Laxus rimane solo. Non ha il tempo di dire o fare niente. Viene abbandonato lì, la bocca aperta pronta a parlare. Chissà perché Bixlow gli ha ricordato Cana.
«Justine! È arrivato il tuo appuntamento!» sente che urla dal corridoio, per poi scoppiare a ridere in modo sguaiato.
Già, chissà perché.
Voleva solo chiedere di fermarsi un attimo, per inseguire quella ragazza dai capelli verdi, perché lui lo sa che è lei.
Sospira pesantemente, si siede sulla sedia, tira su la manica della camicia e socchiude gli occhi.
E nonostante ciò, riesce a vedere la figura dai capelli verdi che entra nella saletta e si fa una coda di cavallo.
Sgrana le palpebre e tira su la schiena. È lei! Quindi è Justine la sua anima gemella!
Com’era possibile che Cana sapesse? Che quelle carte avessero funzionato per sbaglio?
«Scusami, Ever non ha smesso un attimo di parlare… qui è tutto un casino, appena posso riorganizzo tutto. È una casinista.» la voce è musicale, leggermente bassa.
La figura si gira.
Un ragazzo.
Cala il silenzio. Un silenzio teso, pesante. Un silenzio che li sta schiacciando.
Si fissano, Laxus si alza e si avvicina a lui, lo guarda dritto negli occhi. Sono gialli, i suoi occhi sono gialli.
«Sei tu.» dice Laxus.
Quindi… è un lui. E Justine?
«Io… tu… mi chiamo Freed. Freed Justine.» deglutisce, leggermente intimorito, le pupille dilatate
Ora ha senso.
Laxus non risponde. Le iridi giallo brillante di Freed sono inconfondibili, non può essere altrimenti.
Entrambi sanno, entrambi hanno capito, ed è successo in un attimo, un secondo solo. È bastato fermarsi, guardarsi per un momento.
Era stato facile, dopotutto.
Quando Laxus era in missione, i suoi commilitoni non parlavano d’altro che di come sarebbe stato trovare un’anima gemella. Si immaginavano le donne prosperose, magre, alte, basse, bionde, more, azzurre, di ogni forma e fattura, di ogni carattere possibile. Pensavano a come sarebbe stato vivere insieme a loro ogni giorno della loro vita, di quanti figli avrebbero avuto, delle storie che avrebbero raccontato. Avrebbero evitato di raccontare della guerra contro Alvarez, non era piacevole, ma avrebbero raccontato gli aneddoti tra compagni, quelli sì! Quelli erano uno spiraglio di luce in una giornata piovosa, erano necessari.
Le pause dalla guerra erano passate a parlare d’amore.
E Laxus non era mai riuscito a figurarsela. I colori dei suoi occhi erano stati improponibili da anni, non era in grado di definirla in alcun modo. Sapeva solo che le piaceva cambiare colore dei capelli, non gli interessava sapere altro.
E ora capisce.
È un hipster, le tinte sono sue alleate.
Non sa cosa fare, comunque. Non sa che cosa dire.
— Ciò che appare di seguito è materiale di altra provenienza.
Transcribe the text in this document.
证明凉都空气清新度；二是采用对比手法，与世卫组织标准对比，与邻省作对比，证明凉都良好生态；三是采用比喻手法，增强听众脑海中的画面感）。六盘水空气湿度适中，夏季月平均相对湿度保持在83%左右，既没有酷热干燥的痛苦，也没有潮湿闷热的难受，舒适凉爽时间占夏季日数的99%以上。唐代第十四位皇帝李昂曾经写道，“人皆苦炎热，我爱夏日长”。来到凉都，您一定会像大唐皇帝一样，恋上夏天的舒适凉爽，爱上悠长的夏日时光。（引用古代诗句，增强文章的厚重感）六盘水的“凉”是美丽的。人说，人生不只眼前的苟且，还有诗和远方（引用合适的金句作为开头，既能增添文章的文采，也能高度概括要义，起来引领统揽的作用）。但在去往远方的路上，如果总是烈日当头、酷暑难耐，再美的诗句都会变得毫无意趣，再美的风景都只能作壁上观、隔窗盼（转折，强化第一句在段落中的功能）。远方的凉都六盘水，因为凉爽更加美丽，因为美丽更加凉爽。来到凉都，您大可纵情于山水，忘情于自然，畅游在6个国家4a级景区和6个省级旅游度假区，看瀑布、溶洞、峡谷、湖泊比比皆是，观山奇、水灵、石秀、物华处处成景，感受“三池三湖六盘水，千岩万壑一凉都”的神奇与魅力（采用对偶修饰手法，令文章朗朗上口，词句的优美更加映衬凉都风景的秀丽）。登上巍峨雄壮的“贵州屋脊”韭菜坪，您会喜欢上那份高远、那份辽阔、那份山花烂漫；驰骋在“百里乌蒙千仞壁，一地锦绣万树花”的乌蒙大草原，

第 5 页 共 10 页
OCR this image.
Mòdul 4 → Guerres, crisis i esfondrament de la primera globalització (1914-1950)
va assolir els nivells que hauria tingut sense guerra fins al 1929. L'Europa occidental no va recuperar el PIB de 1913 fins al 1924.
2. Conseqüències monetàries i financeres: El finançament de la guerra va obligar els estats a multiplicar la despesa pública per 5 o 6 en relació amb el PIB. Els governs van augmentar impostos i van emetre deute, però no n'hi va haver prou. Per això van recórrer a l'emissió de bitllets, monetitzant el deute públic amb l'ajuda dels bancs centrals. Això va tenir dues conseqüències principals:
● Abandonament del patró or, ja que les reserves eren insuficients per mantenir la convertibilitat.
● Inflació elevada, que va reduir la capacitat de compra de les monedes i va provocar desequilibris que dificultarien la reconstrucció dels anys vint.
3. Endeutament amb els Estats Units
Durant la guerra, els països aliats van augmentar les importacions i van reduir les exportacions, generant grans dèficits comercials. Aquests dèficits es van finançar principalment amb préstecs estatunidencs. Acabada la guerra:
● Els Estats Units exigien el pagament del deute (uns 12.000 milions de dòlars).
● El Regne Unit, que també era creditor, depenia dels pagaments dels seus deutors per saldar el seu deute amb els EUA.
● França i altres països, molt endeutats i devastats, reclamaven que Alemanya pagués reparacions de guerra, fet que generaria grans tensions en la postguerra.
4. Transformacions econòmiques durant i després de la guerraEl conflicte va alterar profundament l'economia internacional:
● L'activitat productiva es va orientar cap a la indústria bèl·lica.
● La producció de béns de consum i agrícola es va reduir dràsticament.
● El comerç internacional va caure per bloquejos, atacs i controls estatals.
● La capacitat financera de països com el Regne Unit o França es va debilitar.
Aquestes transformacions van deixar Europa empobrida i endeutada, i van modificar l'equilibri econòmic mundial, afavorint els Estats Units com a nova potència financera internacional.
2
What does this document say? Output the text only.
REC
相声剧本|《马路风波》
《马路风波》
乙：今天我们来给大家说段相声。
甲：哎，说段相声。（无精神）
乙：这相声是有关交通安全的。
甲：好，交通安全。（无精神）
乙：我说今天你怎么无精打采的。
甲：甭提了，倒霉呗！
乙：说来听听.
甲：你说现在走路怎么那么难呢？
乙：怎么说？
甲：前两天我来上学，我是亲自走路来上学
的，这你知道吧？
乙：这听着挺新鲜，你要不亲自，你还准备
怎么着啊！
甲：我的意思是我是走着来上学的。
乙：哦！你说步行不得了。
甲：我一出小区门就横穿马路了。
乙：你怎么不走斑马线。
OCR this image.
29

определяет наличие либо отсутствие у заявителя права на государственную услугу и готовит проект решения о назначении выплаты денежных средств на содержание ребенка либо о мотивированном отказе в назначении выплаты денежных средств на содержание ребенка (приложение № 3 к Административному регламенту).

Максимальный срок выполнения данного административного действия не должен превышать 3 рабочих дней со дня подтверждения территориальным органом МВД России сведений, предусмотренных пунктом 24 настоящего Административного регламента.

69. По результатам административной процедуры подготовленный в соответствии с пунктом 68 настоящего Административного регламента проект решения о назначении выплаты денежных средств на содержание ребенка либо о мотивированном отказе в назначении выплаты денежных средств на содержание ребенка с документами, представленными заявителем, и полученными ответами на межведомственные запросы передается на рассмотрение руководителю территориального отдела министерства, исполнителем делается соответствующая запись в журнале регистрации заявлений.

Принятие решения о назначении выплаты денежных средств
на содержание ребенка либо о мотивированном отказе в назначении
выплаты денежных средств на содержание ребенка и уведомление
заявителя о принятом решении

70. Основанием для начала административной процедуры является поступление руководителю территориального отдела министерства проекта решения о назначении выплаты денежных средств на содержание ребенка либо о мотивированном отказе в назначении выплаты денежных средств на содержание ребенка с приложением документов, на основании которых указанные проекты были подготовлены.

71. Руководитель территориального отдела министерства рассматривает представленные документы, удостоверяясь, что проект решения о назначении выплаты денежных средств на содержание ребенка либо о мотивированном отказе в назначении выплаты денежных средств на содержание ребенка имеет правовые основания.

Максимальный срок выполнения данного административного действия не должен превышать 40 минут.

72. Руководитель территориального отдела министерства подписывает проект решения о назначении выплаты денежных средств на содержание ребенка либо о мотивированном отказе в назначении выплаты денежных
O almeno, avrebbe un sacco di cose da dire, ma i pensieri si affollano e si calpestano tra di loro, si ammassano sulle pareti encefaliche.
Non ha mai pensato che la sua anima gemella avrebbe potuto essere un uomo.
«Ciao Freed. Io sono Laxus.» gli porge la mano, dopo quella che è sembrata un’eternità.
Freed sorride e ricambia la stretta, pur ritirandosi immediatamente a causa di una leggera scarica elettrica. «Lo so. Ti devo tatuare io, sono il tuo uomo.»
Laxus fa una smorfia: preferisce concentrarsi sulla frase che sembra essere uscita da un pessimo corso sull’abbordaggio piuttosto che sul fatto di avergli dato la scossa quando si sono toccati. «Cos’era?» domanda, infatti, il sopracciglio inarcato.
«Qualcosa di orrendo, scusa.» l’espressione di Freed è così candida e pura che sembra un ragazzino.
Il giovane Dreyar alza un angolo della bocca. Non gli dispiace, questo Freed sembra una persona pacata, tranquilla. E poi ha un viso bellissimo, con quel neo sotto l’occhio sinistro. La pelle è nivea, liscia, e la figura è slanciata come un giunco.
È un ragazzo e non è un problema.
Quando lo realizza, le spalle si sciolgono, il cuore rallenta.
Si calma.
Sembra tornare a respirare.
«Hai mai… sì, insomma, pensato che potessi essere un uomo?»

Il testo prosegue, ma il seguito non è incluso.